O compartimento era bastante pequeno, embora tivesse amplitude suficiente para permitir a trabalhosa tarefa de vestir um fato de vácuo. Apenas um de cada vez, bem entendido – implicava entrar de costas e, somente pela orientação do toque, enfiar as pernas pela metade inferior, dobrar o corpo e usar cordas de assistência para puxar a metade superior pela cabeça e tronco, e selar, no final, as mangas e luvas. O que seria complicado na superfície terrestre tornava-se impraticável em gravidade zero para quem não tivesse um mínimo de treino.
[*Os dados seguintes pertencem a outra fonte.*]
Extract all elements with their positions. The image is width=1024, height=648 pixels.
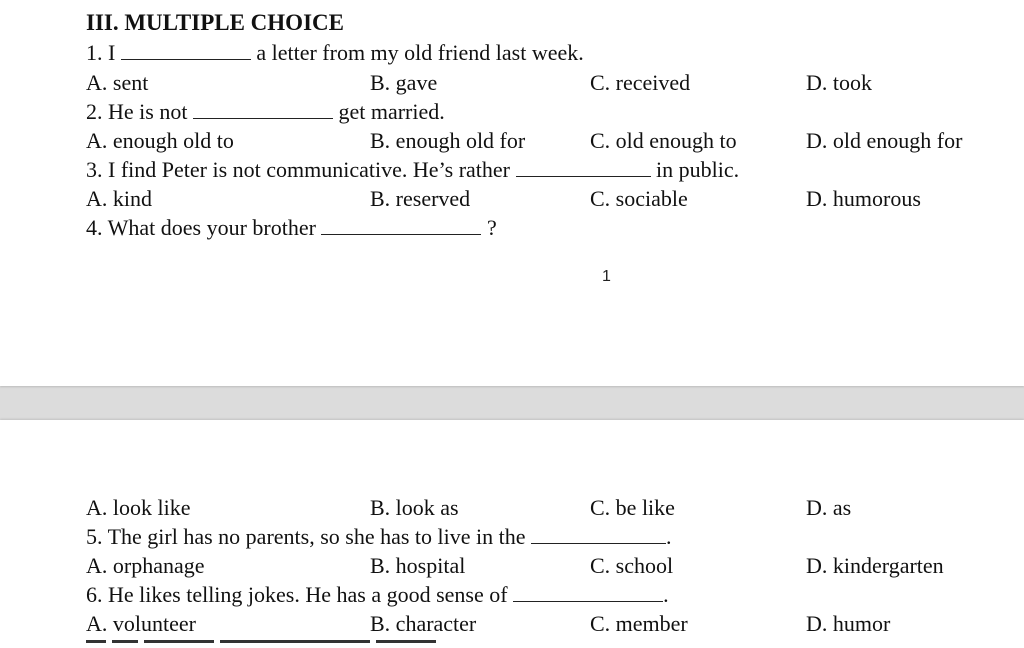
answer-blank (321, 216, 481, 235)
option-c: C. be like (590, 495, 675, 520)
option-b: B. look as (370, 495, 459, 520)
option-b: B. reserved (370, 186, 471, 211)
question-text: 2. He is not (86, 99, 188, 124)
section-title: III. MULTIPLE CHOICE (86, 10, 344, 35)
clipped-next-line (86, 640, 866, 648)
question-3 (86, 157, 739, 183)
answer-blank (121, 41, 251, 60)
option-d: D. humorous (806, 186, 921, 211)
option-c: C. sociable (590, 186, 688, 211)
option-c: C. member (590, 611, 688, 636)
question-5 (86, 524, 672, 550)
option-b: B. enough old for (370, 128, 526, 153)
answer-blank (513, 583, 663, 602)
option-c: C. received (590, 70, 691, 95)
question-text: . (666, 524, 672, 549)
question-text: get married. (338, 99, 445, 124)
option-a: A. kind (86, 186, 152, 211)
question-1 (86, 40, 584, 66)
option-d: D. old enough for (806, 128, 963, 153)
page-number: 1 (602, 268, 611, 285)
question-text: ? (486, 215, 497, 240)
question-text: 6. He likes telling jokes. He has a good sense of (86, 582, 508, 607)
question-text: 4. What does your brother (86, 215, 316, 240)
question-text: a letter from my old friend last week. (256, 40, 584, 65)
option-a: A. enough old to (86, 128, 234, 153)
option-d: D. kindergarten (806, 553, 944, 578)
option-a: A. volunteer (86, 611, 196, 636)
option-d: D. humor (806, 611, 891, 636)
option-b: B. character (370, 611, 477, 636)
question-2 (86, 99, 445, 125)
option-d: D. as (806, 495, 852, 520)
option-a: A. orphanage (86, 553, 205, 578)
option-a: A. sent (86, 70, 149, 95)
question-text: in public. (656, 157, 740, 182)
question-text: 5. The girl has no parents, so she has to live in the (86, 524, 526, 549)
option-c: C. school (590, 553, 674, 578)
option-a: A. look like (86, 495, 191, 520)
question-text: 3. I find Peter is not communicative. He’s rather (86, 157, 510, 182)
question-6 (86, 582, 669, 608)
question-text: . (663, 582, 669, 607)
question-text: 1. I (86, 40, 116, 65)
answer-blank (193, 100, 333, 119)
question-4 (86, 215, 497, 241)
option-c: C. old enough to (590, 128, 737, 153)
option-b: B. hospital (370, 553, 466, 578)
answer-blank (531, 525, 666, 544)
option-d: D. took (806, 70, 872, 95)
option-b: B. gave (370, 70, 438, 95)
answer-blank (516, 158, 651, 177)
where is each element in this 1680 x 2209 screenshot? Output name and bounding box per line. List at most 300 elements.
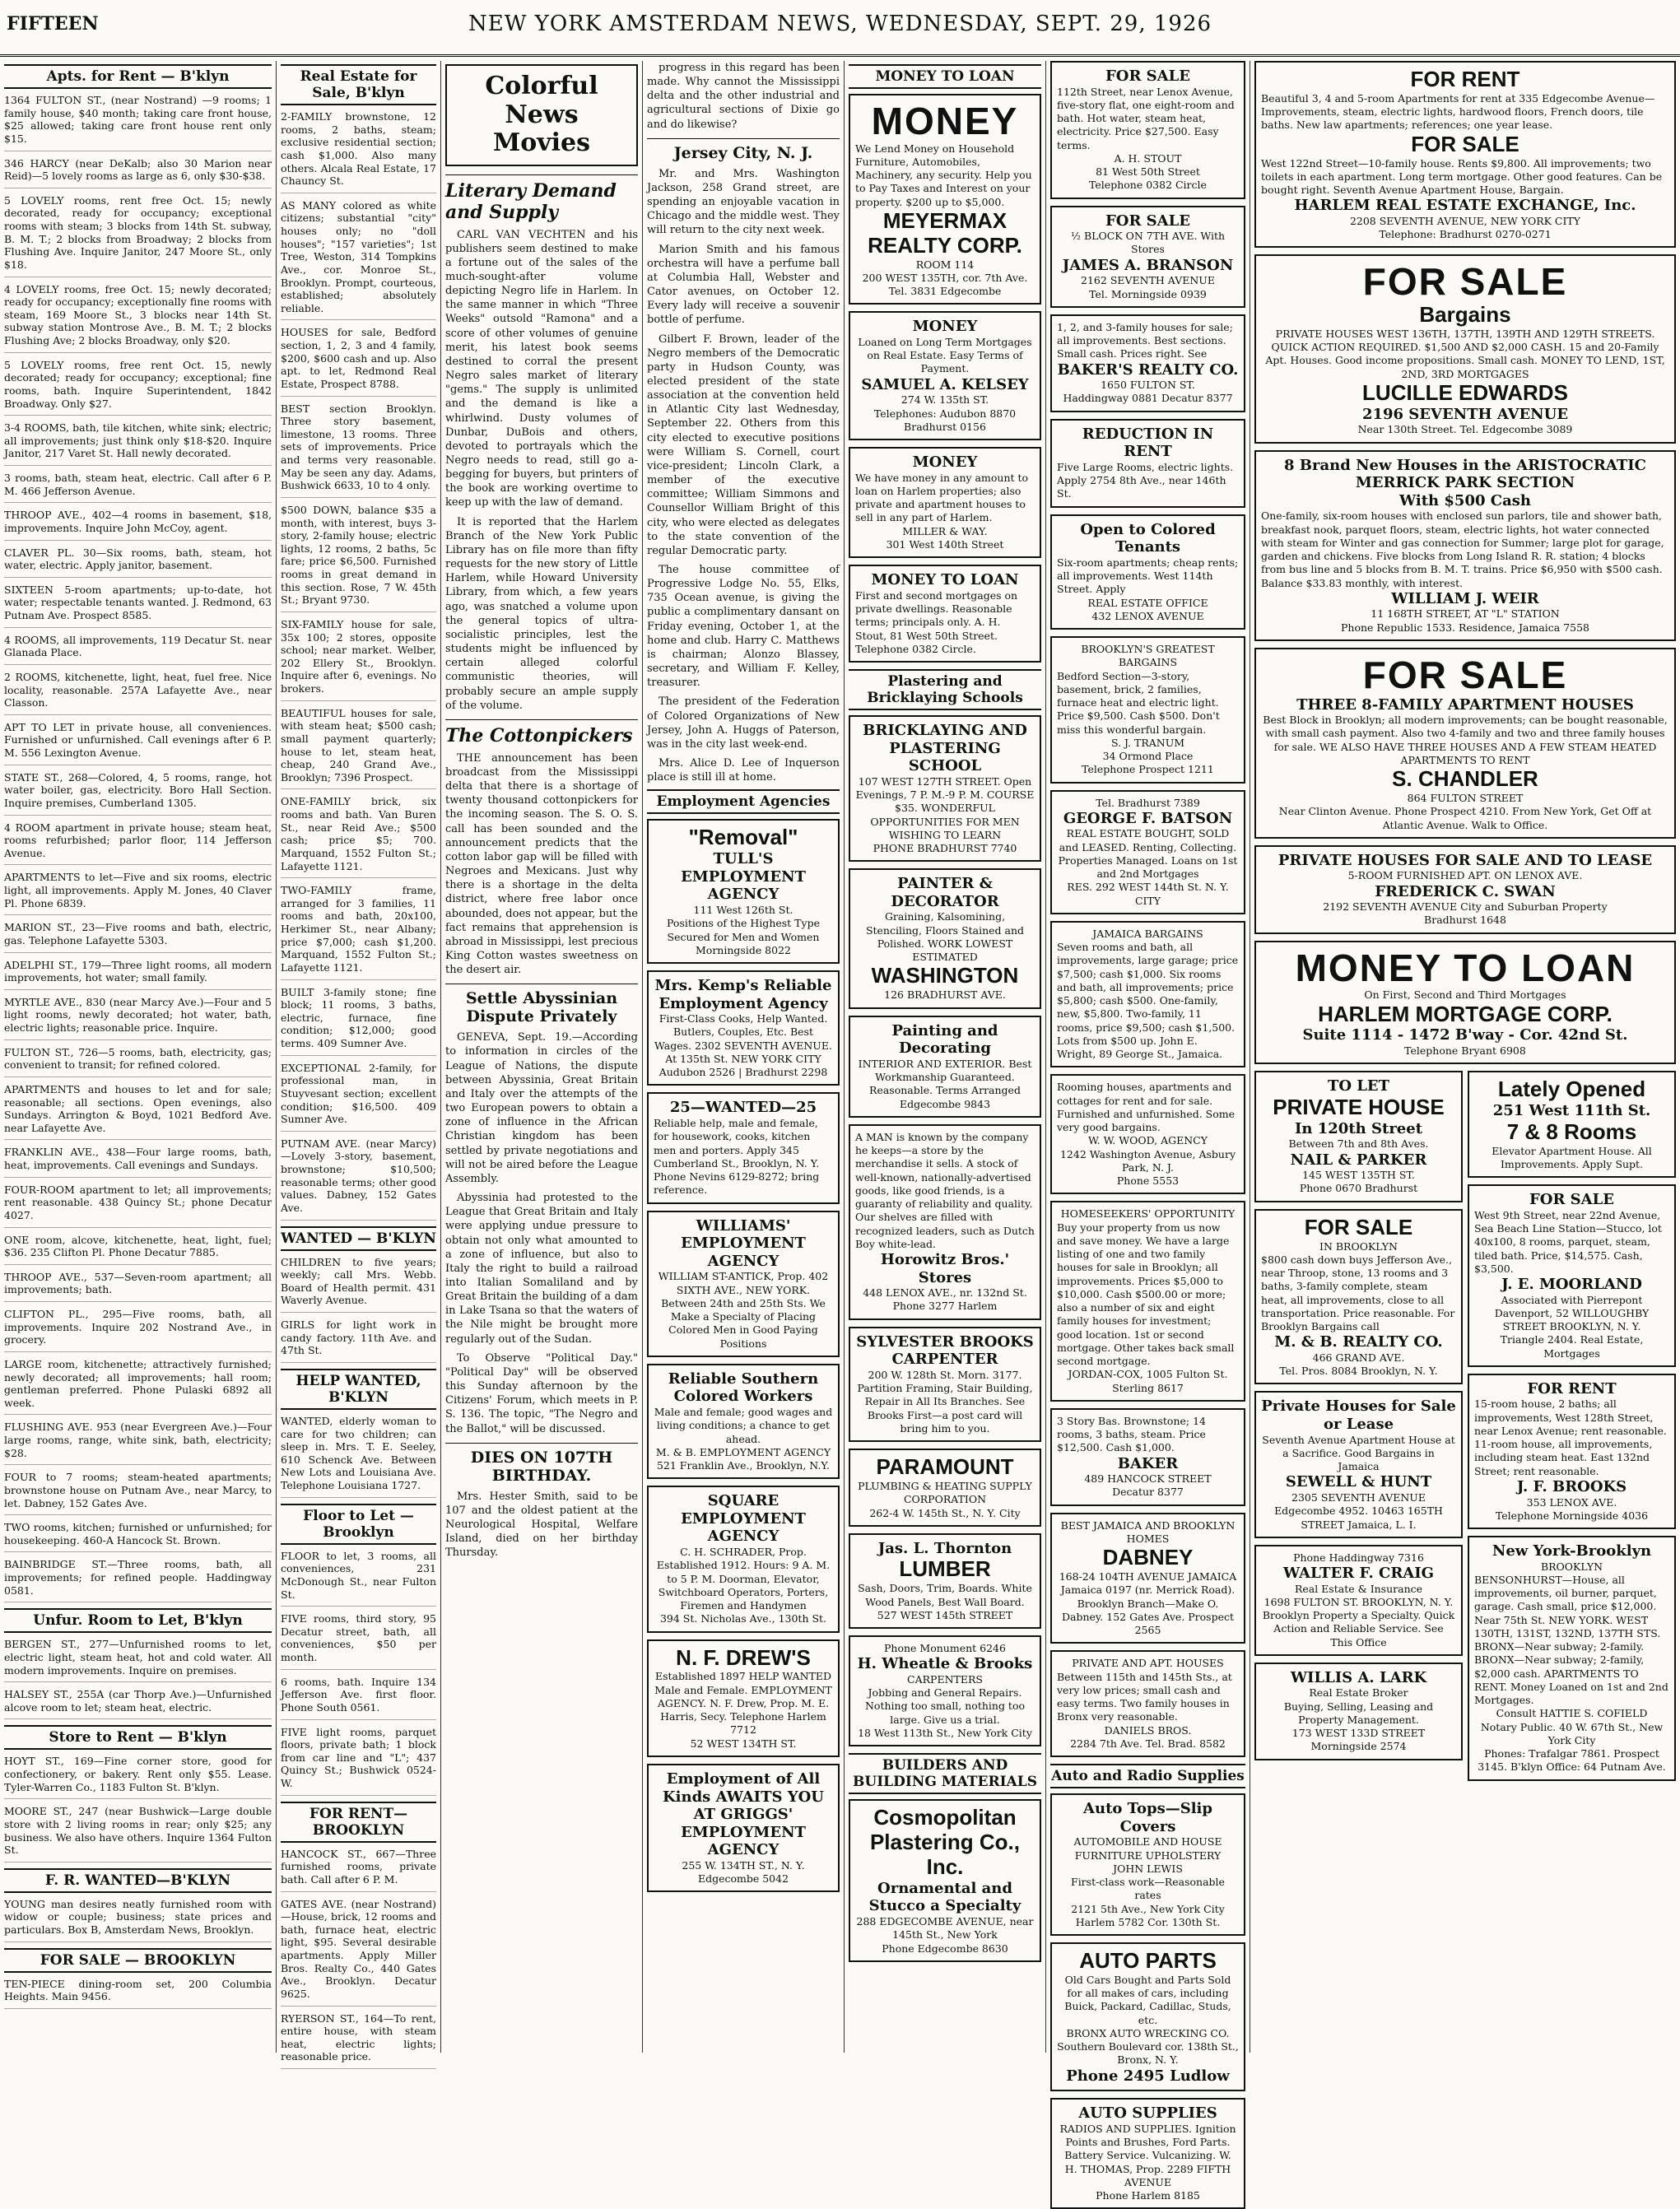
ad-address: 1650 FULTON ST. [1101,379,1195,392]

Considerando que as situações para as quais fora concebido aquele depósito eram acompanhadas por alarmes insistentes, uma possível queda de pressão atmosférica ou mesmo uma falha na renovação de ar que impedisse a acumulação de dióxido de carbono proveniente da respiração, não havia forma de aquele material constituir garantia de sobrevivência para os impreparados.
Sandra apontou para o inventário afixado no interior da porta, indicando o conteúdo do depósito, as respectivas quantidades e, de forma bem visível, a data da última vistoria, que remontava ao mês anterior.
- Como pode ver, os procedimentos foram devidamente cumpridos – pegando na cintura do fato mais próximo, expôs a anilha de cera vermelha, que representava o selo de fábrica. – Este nem foi sequer usado.
- Não são os fatos que me preocupam. Quantos depósitos de ar devíamos ter?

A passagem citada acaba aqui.